Ces enregistreurs ont été introduits dans l'aviation à partir des années 1960. Ils sont placés à l'intérieur de boîtes métalliques extrêmement solides, conçues pour résister à des chocs violents, à des feux intenses et à de longues immersions en eau profonde. Par exemple, les boîtes noires du vol Air France AF447 Rio-Paris, qui s’était abîmé dans l'Océan atlantique en 2009, ont été retrouvées 23 mois après le crash, à 3.900 mètres de profondeur. Mais toutes les données contenues dans les enregistreurs ont pu être récupérées et ont permis d’établir les circonstances de l’accident. Au final, les boîtes noires permettent d’élucider près de 90% des accidents.

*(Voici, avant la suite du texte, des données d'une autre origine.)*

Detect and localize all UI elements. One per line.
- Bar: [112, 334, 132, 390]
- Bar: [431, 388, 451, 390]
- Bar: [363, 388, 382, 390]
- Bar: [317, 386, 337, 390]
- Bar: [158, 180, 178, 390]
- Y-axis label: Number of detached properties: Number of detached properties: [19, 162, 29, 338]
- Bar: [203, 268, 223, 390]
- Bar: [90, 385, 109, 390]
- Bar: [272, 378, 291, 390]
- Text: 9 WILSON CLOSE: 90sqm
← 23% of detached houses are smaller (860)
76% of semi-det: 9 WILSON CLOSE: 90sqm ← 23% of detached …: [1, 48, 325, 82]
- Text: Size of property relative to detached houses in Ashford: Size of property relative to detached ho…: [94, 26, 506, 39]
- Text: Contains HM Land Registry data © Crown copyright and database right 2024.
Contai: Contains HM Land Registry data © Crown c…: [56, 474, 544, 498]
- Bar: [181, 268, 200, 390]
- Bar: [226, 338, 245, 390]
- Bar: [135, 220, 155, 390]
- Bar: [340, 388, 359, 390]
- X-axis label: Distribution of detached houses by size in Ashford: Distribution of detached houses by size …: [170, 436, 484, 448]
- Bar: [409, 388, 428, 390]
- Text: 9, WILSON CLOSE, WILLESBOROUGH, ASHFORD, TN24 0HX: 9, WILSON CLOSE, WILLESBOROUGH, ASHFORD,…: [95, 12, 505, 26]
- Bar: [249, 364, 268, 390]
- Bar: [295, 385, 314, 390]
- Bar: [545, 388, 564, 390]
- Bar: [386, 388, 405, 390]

Comment fonctionnent-elles?

Les premiers enregistreurs de vol consignaient leurs données sur du papier photographique protégé dans une enceinte noire, d'où l'expression de «boîte noire». Mais en fait, les deux boîtes sont de couleur orange avec des bandes blanches réfléchissantes, afin de les retrouver plus facilement. Un avion possède deux boîtes noires, qui pèsent sept à dix kilos chacune. La première, appelée FDR (Flight Data Recorder), enregistre seconde par seconde tous les paramètres sur une durée de 25 heures de vol (vitesse, altitude, etc.). La seconde, nommée CVR (Cockpit Voice Recorder) ou enregistreur de vol «phonique», conserve les conversations, mais aussi les sons et annonces entendus dans la cabine de pilotage.

Quelle boîte noire a été retrouvée par les enquêteurs?

L’enregistreur de vol phonique. Il a été retrouvé mardi et est arrivé à Paris mercredi matin. Cette boîte «est située à l’avant de l’appareil», explique à 20 Minutes Christophe Naudin, spécialiste de la sûreté aérienne. «Pour ce type de crash, c’est la boîte noire la plus importante», poursuit l'expert. Les enquêteurs cherchent à présent à mettre la main sur la seconde boîte noire, qui est située à l’arrière de l’appareil car seule l'exploitation des deux enregistreurs permettra de comprendre avec certitude les circonstances exactes de l'accident.

Qui va analyser la boîte noire?

La France, et plus particulièrement le Bureau d'enquêtes et d'analyses (BEA). Ses équipes cherchent dès à présent à reconstituer le CVR qui a été particulièrement endommagé dans le crash, mais qui semble être exploitable. D’après Christophe Naudin, «les boîtes sont faites pour résister à une accélération de 4.000 G. Si on la lâche de 10.000 mètres d’altitude, on doit normalement toujours pouvoir en tirer quelque chose.» «On saura dans la journée quel est le degré possible d'exploitation de cette boîte noire», a précisé la ministre Ségolène Royal.

Quand aurons-nous les résultats?

La durée pour décrypter une boîte noire est très variable selon son état. Dans le cas de l'accident du Rio-Paris, il avait fallu 48 heures aux enquêteurs du BEA. Dans celui de l'accident de la Yemenia au large des Comores en 2009, deux semaines avaient été nécessaires, les données ayant été endommagées. S'il y a des voix, ces résultats seront analysés «assez rapidement», assure Alain Vidalies, secrétaire d'Etat en charge des Transports. Avant d’ajouter: «Ensuite, s'il s'agit d'analyser les sons (...), c'est un travail de plusieurs semaines, voire plusieurs mois».